J Appl Stat. 2024 Feb 13;51(14):2980-3003. doi: 10.1080/02664763.2024.2315451. eCollection 2024.

Abstract

Computational Medicine encompasses the application of Statistical Machine Learning and Artificial Intelligence methods on several traditional medical approaches, including biochemical testing which is extremely valuable both for early disease prognosis and long-term individual monitoring, as it can provide important information about a person's health status. However, using Statistical Machine Learning and Artificial Intelligence algorithms to analyze biochemical test data from Electronic Health Records requires several preparatory steps, such as data manipulation and standardization.
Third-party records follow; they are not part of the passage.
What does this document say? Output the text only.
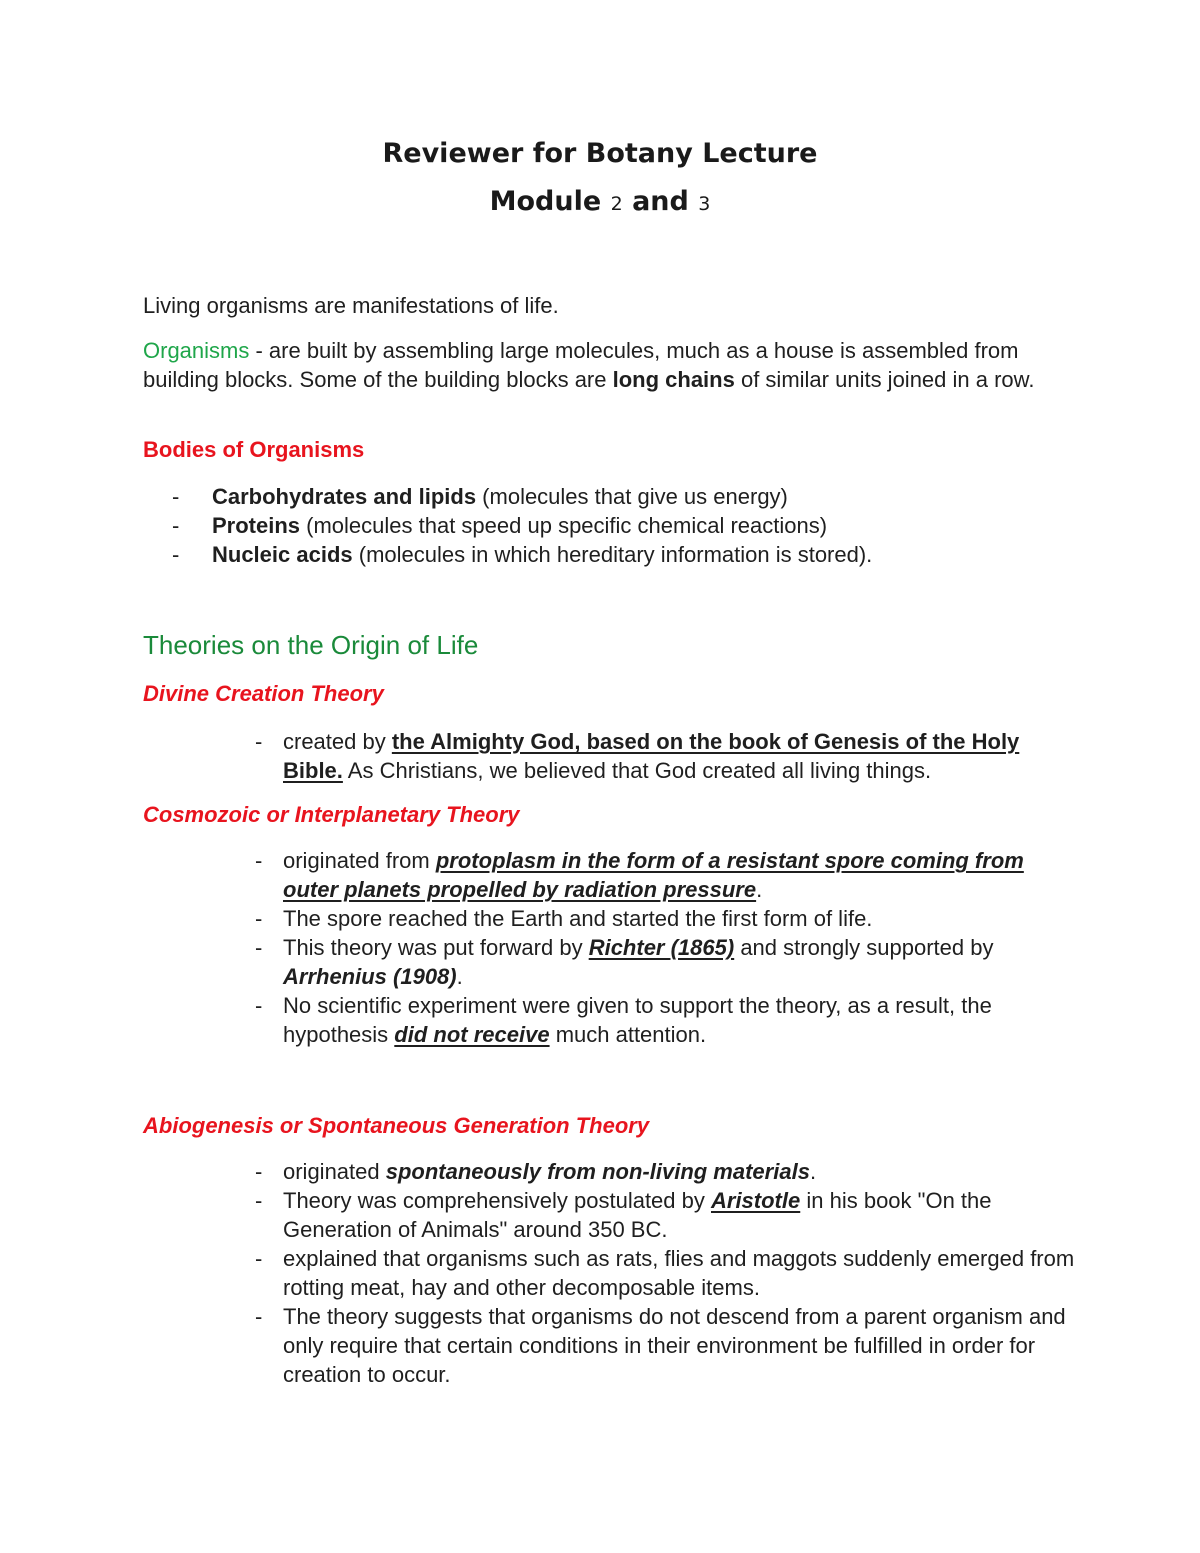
Reviewer for Botany Lecture
Module 2 and 3
Living organisms are manifestations of life.
Organisms - are built by assembling large molecules, much as a house is assembled from building blocks. Some of the building blocks are long chains of similar units joined in a row.
Bodies of Organisms
- Carbohydrates and lipids (molecules that give us energy)
- Proteins (molecules that speed up specific chemical reactions)
- Nucleic acids (molecules in which hereditary information is stored).
Theories on the Origin of Life
Divine Creation Theory
- created by the Almighty God, based on the book of Genesis of the Holy Bible. As Christians, we believed that God created all living things.
Cosmozoic or Interplanetary Theory
- originated from protoplasm in the form of a resistant spore coming from outer planets propelled by radiation pressure.
- The spore reached the Earth and started the first form of life.
- This theory was put forward by Richter (1865) and strongly supported by Arrhenius (1908).
- No scientific experiment were given to support the theory, as a result, the hypothesis did not receive much attention.
Abiogenesis or Spontaneous Generation Theory
- originated spontaneously from non-living materials.
- Theory was comprehensively postulated by Aristotle in his book "On the Generation of Animals" around 350 BC.
- explained that organisms such as rats, flies and maggots suddenly emerged from rotting meat, hay and other decomposable items.
- The theory suggests that organisms do not descend from a parent organism and only require that certain conditions in their environment be fulfilled in order for creation to occur.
This study presents a novel approach for utilizing Electronic Health Records from large, real-world databases to develop predictive precision medicine models by exploiting Artificial Intelligence. Furthermore, to demonstrate the effectiveness of this approach, we compare the performance of various traditional Statistical Machine Learning and Deep Learning algorithms in predicting individuals' future biochemical test outcomes. Specifically, using data from a large real-world database, we exploit a longitudinal format of the data in order to predict the future values of 15 biochemical tests and identify individuals at high risk. The proposed approach and the extensive model comparison contribute to the personalized approach that modern medicine aims to achieve.

Keywords: 68T09; 92C50; Predictive precision medicine; big data; biochemical testing; electronic health records; real-world data; statistical machine learning.